OwlFaceHow often have you heard auditee management say something like, “I know it’s a fraud, but it’s so small; it’s not even material to our financial statements.”  Auditees, and sometime auditors themselves, have dismissed possible detected irregularities by concluding that they are not material to the financial statements.  I would argue that, when it comes to a proven fraud, no matter how small, the concept of materiality does not apply; from an ethical point of view, the theft of a penny is the same as the theft of a million dollars.

The issue of materiality draws on both legal and accounting principles.  Guidance to the practicing forensic accountant or fraud examiner can be found from the U.S. Supreme Court, the American SEC, the FASB and academic literature.  The Supreme Court has defined something as material if  “there is substantial likelihood that the disclosure of the omitted fact would have been viewed by the reasonable investor as having significantly altered the total mix of information made available.”  The SEC, in Regulation S-X, defines material items as “those matters about which an average prudent investor ought reasonably to be informed” before purchasing the registered security.  The FASB has defined materiality to be “the magnitude of an omission or misstatement of accounting information that in light of surrounding circumstances, makes it probable that the judgment of a reasonable person relying on the information would have been changed or influenced by the omission or misstatement.”

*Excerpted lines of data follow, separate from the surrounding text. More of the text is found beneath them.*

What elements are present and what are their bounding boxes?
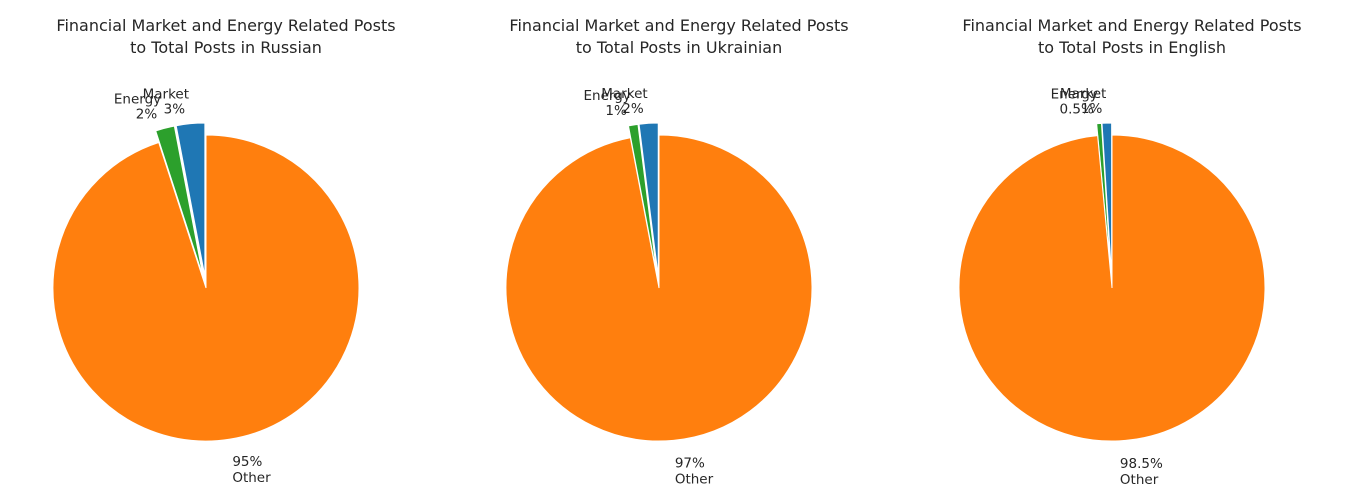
pie-slice-energy [155,125,204,277]
slice-pct-other: 95% [232,454,262,470]
slice-label-energy: Energy [584,88,631,104]
slice-label-energy: Energy [114,91,161,107]
slice-pct-other: 98.5% [1120,456,1163,472]
chart-title-line-1: Financial Market and Energy Related Post… [509,16,849,35]
chart-title-line-2: to Total Posts in English [1038,38,1226,57]
pie-slice-other [505,134,813,442]
pie-chart-russian: Financial Market and Energy Related Post… [0,0,452,498]
pie-slice-other [52,134,360,442]
pie-chart-english: Financial Market and Energy Related Post… [906,0,1358,498]
pie-chart-ukrainian: Financial Market and Energy Related Post… [453,0,905,498]
chart-title-line-2: to Total Posts in Ukrainian [575,38,783,57]
pie-slice-market [638,122,659,277]
slice-label-other: Other [1120,472,1159,488]
slice-pct-energy: 2% [136,106,158,122]
slice-label-other: Other [232,470,271,486]
pie-slice-market [175,122,206,277]
slice-pct-market: 2% [622,101,644,117]
slice-label-market: Market [143,87,189,103]
chart-title-line-2: to Total Posts in Russian [130,38,322,57]
chart-title-line-1: Financial Market and Energy Related Post… [56,16,396,35]
slice-label-market: Market [1060,86,1106,102]
slice-pct-energy: 1% [605,103,627,119]
slice-pct-market: 3% [164,102,186,118]
slice-label-energy: Energy [1051,86,1098,102]
chart-title-line-1: Financial Market and Energy Related Post… [962,16,1302,35]
pie-slice-market [1101,122,1113,277]
slice-pct-other: 97% [675,456,705,472]
slice-pct-energy: 0.5% [1060,101,1094,117]
slice-label-other: Other [675,472,714,488]
slice-label-market: Market [601,86,647,102]
pie-slice-other [958,134,1266,442]
slice-pct-market: 1% [1081,101,1103,117]
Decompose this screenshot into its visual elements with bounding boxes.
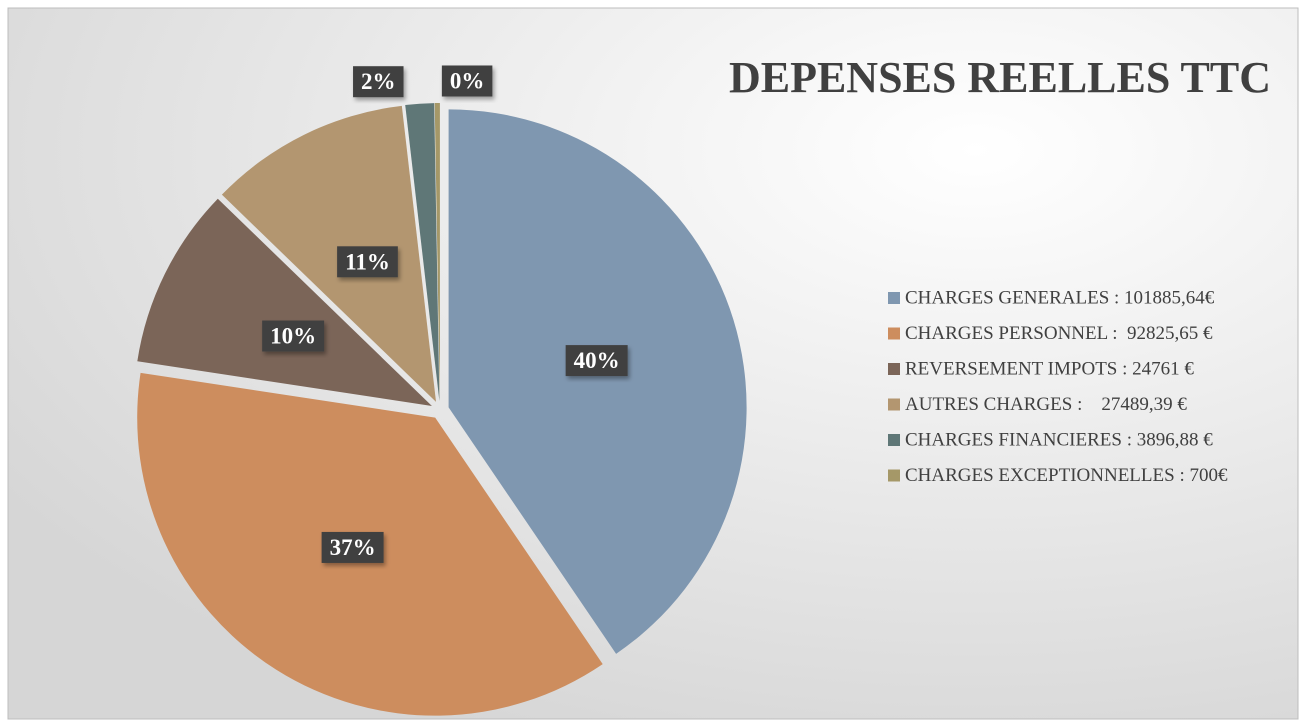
legend-swatch (888, 363, 900, 375)
legend-label: CHARGES EXCEPTIONNELLES : 700€ (905, 465, 1228, 486)
data-label-text: 10% (270, 324, 316, 349)
pie-slice (448, 109, 747, 654)
data-label-box (337, 246, 398, 278)
data-label-box (321, 531, 384, 563)
data-label-box (262, 320, 325, 352)
pie-slice (405, 103, 440, 402)
legend-label: AUTRES CHARGES : 27489,39 € (905, 394, 1187, 415)
pie-slice (434, 103, 440, 402)
data-label: 2% (353, 66, 404, 98)
data-label: 40% (565, 345, 628, 377)
legend-swatch (888, 327, 900, 340)
legend-swatch (888, 434, 900, 446)
pie-slice (137, 198, 432, 407)
data-label-text: 2% (361, 69, 396, 94)
data-label: 11% (337, 246, 398, 278)
data-label-box (441, 65, 493, 97)
legend-label: CHARGES FINANCIERES : 3896,88 € (905, 429, 1213, 450)
legend-label: REVERSEMENT IMPOTS : 24761 € (905, 358, 1194, 379)
pie-slice (221, 105, 437, 402)
data-label-box (565, 345, 628, 377)
legend-swatch (888, 292, 900, 304)
data-label-text: 37% (330, 535, 376, 560)
legend-label: CHARGES GENERALES : 101885,64€ (905, 287, 1215, 308)
data-label: 10% (262, 320, 325, 352)
chart-title: DEPENSES REELLES TTC (729, 53, 1271, 102)
data-label-box (353, 66, 404, 98)
data-label-text: 11% (345, 249, 390, 274)
data-label-text: 0% (450, 68, 485, 93)
legend-swatch (888, 469, 900, 482)
legend-swatch (888, 398, 900, 411)
data-label: 37% (321, 531, 384, 563)
data-label-text: 40% (574, 348, 620, 373)
data-label: 0% (441, 65, 493, 97)
legend-label: CHARGES PERSONNEL : 92825,65 € (905, 323, 1213, 344)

The problem for fraud examiners is that, over time, companies and auditors have developed certain rules of thumb to assist them in determining when a matter might be material.  One familiar to us all is that a misstatement or omission that represents 5 percent or less of some factor (such as net income or assets) is not material.  The SEC sought to settle the issue of materiality and remedy the potential for earnings management abuse with the 1999 release of Staff Accounting Bulletin (SAB) No. 99, Materiality.  SAB 99 provides guidance for preparers and auditors on evaluating the materiality of misstatements in the financial reporting and auditing process by summarizing and analyzing GAAP and Federal Securities laws and offering examples of what is and what is  not acceptable.

Fraud Examiners, in advising our clients, should make them aware that while the SEC does not object to the use of the 5 percent threshold  for a ‘preliminary’ assessment of materiality, it emphasizes that the final determination must be based on an analysis that considers qualitative factors rather than on relying exclusively on a quantitative benchmark.  SAB 99 notes specifically that certain qualitative factors (like the presence of proven fraud) can cause even quantitatively small misstatements to become material.  It suggests that forensic accountants and fraud examiners, in preparation for discussions with our clients,  must determine whether the misstatements:

–arise from illegal acts;
–affect management compensation;
–affect compliance with State of Federal regulations or with contracts;
–mask changes in earnings trends.

Fraud examiners must always question the facts and circumstances of suspicious transactions.  An auditor or examiner might, at some point in the past, have made document requests that give the client information about materiality and scope, such as, “Provide documentation of all transactions in account XX over $5,000.”  As a result, a fraudster presently on staff, may decide to embezzle funds at transaction amounts less than $5,000.   While an individual transaction of less than $5,000 may fall below the auditor’s materiality scope, the total  amount of a number of embezzlements of this size may be material as it relates to the financial statements.   When there is any suspicion of this kind, the auditor should consider consultation with a forensic accounting investigator, who can offer assistance and guidance in the selection of additional procedures and in the performance of those procedures.

When a fraud is determined, or even suspected, the controlling question is, “how long is this piece of string?”  A simple looking, apparently non-material, embezzlement may be only the tip  of an iceberg of schemes which have been going on below management’s radar for a long period of time; no fraud, however small, is ever immaterial.